Source: Council on Foreign Relations
by Guest Blogger for Micah Zenko
August 1, 2012
Emma Welch is a research associate in the Center for Preventive Action and the International Institutions and Global Governance program at the Council on Foreign Relations.
In less than a week, Congress will break for its August recess, and all pending legislation will enter a holding pattern for the next month. One of the most important items remaining on the docket is the reauthorization of the Trafficking Victims Protection Act (TVPA).
Signed into law in 2000 with robust bipartisan support, the TVPA made human trafficking a federal crime and established a comprehensive framework to coordinate antitrafficking initiatives across the U.S. government. It provides critical funding and resources to help victims, prosecute offenders, and monitor trafficking incidences in the United States and around the world. The law also established a dedicated interagency task force and the Office to Monitor and Combat Trafficking in Persons at the State Department, which is mandated to carry out annual country reporting. Republican senator Sam Brownback, one of its original cosponsors, hailed the passage of the TVPA as a means to combat the “ugly side of globalization.” During the George W. Bush administration, Congress reauthorized the TVPA with overwhelming support in 2003, 2005, and 2008.
In December 2011, however, the TVPA expired. The Senate Judiciary Committee introduced a leaner reauthorization that would allocate more money for victims’ services, expand enforcement tools, and extend its mandate through 2015—all within an annual budget that would be reduced by 30 percent. But, nine months later, the proposed bill has yet to reach a vote on the Senate floor.
Human trafficking touches every country around the world, albeit to varying degrees. The TVPA defines human trafficking as the “recruitment, harboring, transportation, provision, or obtaining of a person for labor or services, through the use of force, fraud, or coercion for the purposes of subjection to involuntary servitude, peonage, debt bondage, or slavery.” The most recent report on forced labor by the International Labor Organization (ILO) estimates that nearly 21 million men, women, and children, are victims of trafficking at any given time. Since the last ILO report in 2005, the number of victims has increased by 69 percent, although expanded data sources may account for a large share of the jump. And human traffickers disproportionately target women. According to the ILO, 55 percent of forced labor and 98 percent of sex trafficking victims are women and girls.

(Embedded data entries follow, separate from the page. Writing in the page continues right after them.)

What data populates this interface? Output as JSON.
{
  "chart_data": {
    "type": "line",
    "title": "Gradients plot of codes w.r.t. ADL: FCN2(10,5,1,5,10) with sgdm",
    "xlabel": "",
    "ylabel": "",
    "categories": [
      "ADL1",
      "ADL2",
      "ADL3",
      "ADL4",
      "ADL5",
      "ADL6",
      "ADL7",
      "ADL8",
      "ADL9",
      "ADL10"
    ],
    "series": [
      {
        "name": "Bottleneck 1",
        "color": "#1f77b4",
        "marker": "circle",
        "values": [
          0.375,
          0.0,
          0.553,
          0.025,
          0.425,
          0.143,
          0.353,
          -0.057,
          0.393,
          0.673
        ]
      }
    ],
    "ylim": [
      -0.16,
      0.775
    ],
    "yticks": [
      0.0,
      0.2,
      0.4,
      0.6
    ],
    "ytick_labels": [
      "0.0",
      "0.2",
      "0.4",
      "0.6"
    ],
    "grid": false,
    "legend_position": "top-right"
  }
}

There is no conventional profile of a trafficking victim. Victims range from migrants forced to labor with no compensation, prostitutes trapped in a cycle of enslavement by their pimps, and children advertised for sex in online fora like CraigsList and BackPage.
The United States shares this global burden. The State Department estimates that at least 145,000 people are trafficked to the United States each year. In the 2012 Trafficking in Persons Report, the United States is described as a “source, transit, and destination country for men, women, and children—both U.S. citizens and foreign nationals—subjected to forced labor, debt bondage, involuntary servitude, and sex trafficking.” Although the Department of Justice has undertaken significant enforcement efforts—over the past three years, the number of prosecutions charged has increased by 30 percent—it only secured seventy convictions in 2011.
In a hearing last week, Senator John Kerry asserted: “In the end, none of us can escape our moral obligation to be a leader in the fight against this modern-day slavery. History teaches us that we are safest and stronger when… America takes the lead and we share the destiny of all people on this planet.” This legislation is a no-brainer for Congress. But when push comes to shove, the 112th Congress has demonstrated an uncanny ability to turn every piece of legislation into a zero-sum game of partisan tug-of-war. (A recent analysis shows that the 112th Congress is the least productive and most polarized in U.S. history.)
The reauthorization of TVPA should not wait until the eleventh hour. Not only does TVPA provide tangible, lifesaving resources for trafficking victims in the United States, it is also the linchpin of U.S. antitrafficking initiatives abroad. To show real leadership to combat human trafficking, Congress should vote to reauthorize the law without delay.